Newton bu biçimde dile getirilen yasaların, yaklaştırmadan başka bir şey olamayacağını açığa koymuştu. Gezgenler,tam elips çizmezler. Çünkü başka gezegenlerin çekimi bu yörüngelerde sapmalar gerçekleşir. Aynı nedenle onlar aynı yörüngeyi de çizmezler.(s: 289)
Fakat ivmeleri ele alan çekim yasası çok basitti ve Newton’un ölümünden iki yüz yıl sonrasına kadar bütünüyle doğru sayıldı. Çekim yasası, Einstein tarafından düzeltildiğinde bile o,ivmeleri ele alan bir yasa olarak kaldı.
Enerjinin korunmasının ivmeyi değil, hızları ele alan bir yasa olduğu doğrudur. Fakat bu yasaya başvuran hesaplamalarda yine ivmeler geçmektedir.
Kuantum mekaniğinin ortaya koyduğu değişmelere gelince,onlar köklüdür. Fakat bir dereceye değin tartışma ve kesinsizlik söz konusudur orada.
Newton felsefesinde şimdi sözü edilmesi gereken bir değişim vardır. Bu değişme, mutlak uzay ve mekanın bir yana bırakılmasıdır.
Okuyucu bu sorunun Demokritos’la ilgili olarak söz konusu edilişini anımsayacaktır. Noktalardan kurulu uzaya ve anlardan kurulu zamana inanmıştı Newton. Bu zaman ve uzay, kendilerini kaplayan cisimler ve olaylardan bağımsızdır.
Uzay açısından Newton, kendisini destekleyecek empirik bir kanıta sahipti.
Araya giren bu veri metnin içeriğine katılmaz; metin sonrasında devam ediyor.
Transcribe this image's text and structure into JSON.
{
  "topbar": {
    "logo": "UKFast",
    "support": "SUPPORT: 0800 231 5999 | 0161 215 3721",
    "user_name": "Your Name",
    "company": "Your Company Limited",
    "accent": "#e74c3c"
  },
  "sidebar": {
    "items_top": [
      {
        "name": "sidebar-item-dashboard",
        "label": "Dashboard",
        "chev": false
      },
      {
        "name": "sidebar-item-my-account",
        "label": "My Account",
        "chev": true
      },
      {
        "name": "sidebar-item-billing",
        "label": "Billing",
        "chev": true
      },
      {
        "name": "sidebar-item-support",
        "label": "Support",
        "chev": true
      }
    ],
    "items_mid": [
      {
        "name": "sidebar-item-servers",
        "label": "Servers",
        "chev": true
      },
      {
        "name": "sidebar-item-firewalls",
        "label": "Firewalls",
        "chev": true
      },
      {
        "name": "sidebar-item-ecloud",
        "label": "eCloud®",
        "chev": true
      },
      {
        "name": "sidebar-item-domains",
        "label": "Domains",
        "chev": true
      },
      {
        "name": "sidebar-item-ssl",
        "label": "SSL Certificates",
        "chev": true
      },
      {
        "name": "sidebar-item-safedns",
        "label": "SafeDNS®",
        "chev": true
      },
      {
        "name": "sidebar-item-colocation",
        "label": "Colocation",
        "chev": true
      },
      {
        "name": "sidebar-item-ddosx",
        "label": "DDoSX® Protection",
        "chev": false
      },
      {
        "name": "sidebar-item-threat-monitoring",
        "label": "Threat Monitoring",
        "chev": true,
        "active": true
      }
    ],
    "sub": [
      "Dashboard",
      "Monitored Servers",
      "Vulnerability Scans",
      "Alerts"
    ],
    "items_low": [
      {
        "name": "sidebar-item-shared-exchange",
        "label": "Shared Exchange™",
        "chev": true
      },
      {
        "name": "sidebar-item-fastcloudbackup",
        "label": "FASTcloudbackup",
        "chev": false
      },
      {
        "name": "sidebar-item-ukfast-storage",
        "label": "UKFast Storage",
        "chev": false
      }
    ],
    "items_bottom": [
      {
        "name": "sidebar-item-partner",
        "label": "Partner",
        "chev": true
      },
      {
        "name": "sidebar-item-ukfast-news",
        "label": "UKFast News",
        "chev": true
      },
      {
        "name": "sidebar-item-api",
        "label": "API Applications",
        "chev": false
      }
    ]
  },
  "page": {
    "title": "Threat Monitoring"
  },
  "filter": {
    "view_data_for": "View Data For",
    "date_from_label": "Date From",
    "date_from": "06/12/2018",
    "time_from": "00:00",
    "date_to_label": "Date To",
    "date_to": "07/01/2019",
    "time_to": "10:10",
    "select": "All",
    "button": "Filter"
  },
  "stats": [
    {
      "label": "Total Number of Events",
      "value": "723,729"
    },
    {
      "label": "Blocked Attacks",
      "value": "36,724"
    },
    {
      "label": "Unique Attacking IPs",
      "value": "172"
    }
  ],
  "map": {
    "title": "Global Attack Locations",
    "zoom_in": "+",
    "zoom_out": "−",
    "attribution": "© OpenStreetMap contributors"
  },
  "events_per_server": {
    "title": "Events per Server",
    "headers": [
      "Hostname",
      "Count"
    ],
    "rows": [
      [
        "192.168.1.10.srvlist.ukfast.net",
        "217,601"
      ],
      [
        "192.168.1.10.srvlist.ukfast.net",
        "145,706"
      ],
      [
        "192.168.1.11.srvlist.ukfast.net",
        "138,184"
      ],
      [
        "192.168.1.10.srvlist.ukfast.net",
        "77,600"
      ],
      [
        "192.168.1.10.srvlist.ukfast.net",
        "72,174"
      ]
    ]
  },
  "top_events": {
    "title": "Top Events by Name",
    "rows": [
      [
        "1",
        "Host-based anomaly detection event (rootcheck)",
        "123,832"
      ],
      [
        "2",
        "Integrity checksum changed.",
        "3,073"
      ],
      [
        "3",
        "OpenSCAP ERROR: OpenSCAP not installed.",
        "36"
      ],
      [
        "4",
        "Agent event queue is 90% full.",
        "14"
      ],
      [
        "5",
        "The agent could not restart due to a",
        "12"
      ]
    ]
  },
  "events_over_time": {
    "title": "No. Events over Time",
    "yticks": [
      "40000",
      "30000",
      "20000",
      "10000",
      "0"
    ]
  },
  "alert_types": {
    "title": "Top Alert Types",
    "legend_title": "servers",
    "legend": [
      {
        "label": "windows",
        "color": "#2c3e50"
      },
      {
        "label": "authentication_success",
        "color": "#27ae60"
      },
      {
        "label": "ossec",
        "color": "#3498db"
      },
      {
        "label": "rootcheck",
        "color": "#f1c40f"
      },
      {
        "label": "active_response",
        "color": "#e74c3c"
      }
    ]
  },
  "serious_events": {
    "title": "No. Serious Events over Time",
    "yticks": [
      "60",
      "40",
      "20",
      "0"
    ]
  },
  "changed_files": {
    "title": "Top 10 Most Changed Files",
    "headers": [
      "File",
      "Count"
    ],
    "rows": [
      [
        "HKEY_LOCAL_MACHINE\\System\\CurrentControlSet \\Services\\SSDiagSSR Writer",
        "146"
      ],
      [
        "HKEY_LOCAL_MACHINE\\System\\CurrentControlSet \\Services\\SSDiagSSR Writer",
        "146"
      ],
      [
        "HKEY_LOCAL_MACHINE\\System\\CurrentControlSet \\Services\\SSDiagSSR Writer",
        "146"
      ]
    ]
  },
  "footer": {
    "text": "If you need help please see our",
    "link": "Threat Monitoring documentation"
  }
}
Mutlaka dönüşü belirleme olanağı ve yeteneği veren fiziksel görünümlü (fenomenli) kanıttır bu.
İçi su dolu bir kova döndürülürse,su kovanın kenarlarına doğru yükselir ve merkezde alçalır. Kova, boşken çevrildiğinde böyle bir olay söz konusu değildir doğallıkla. Newton’un ardından Foucault pandül deneyi Dünya’nın döndüğünü gösterdiği düşünülen bir sonuç verdi.
En modern görüşlerde bile mutlak dönüş sorunu güçlükler göstermektedir. Eğer bütün eylem göreliyse, Dünya’nın döndüğü varsayımıyla göğün döndüğü varsayımı arasındaki ayrım salt sözeldir. Onlar arasında “John, James’in babasıdır” ve “ James, John’un oğludur” tümceleri arasındaki ayırımdan daha büyük bir ayırım bulunmamaktadır.
Eğer gök dönüyorsa,yıldızlar ışıktan daha hızlı gider. Böyle bir şey olanaksızdır. Bu güçlüğe bulunan modern karşılıklar bütünüyle doyurucudur. Fizikçilerin eylemin ve uzayın mutlak göreli olduğunu kabul etmelerine yol açması koşuluyla bu doyuruculuk.
Uzay ve zamanın uzuy-zaman biçiminde birleştirilmesi evren hakkında Galileo ve Newton’dan gelen görüşümüzü büyük ölçüde değiştirdi. Konuya ve kuantum kuramına döneceğim daha sonra.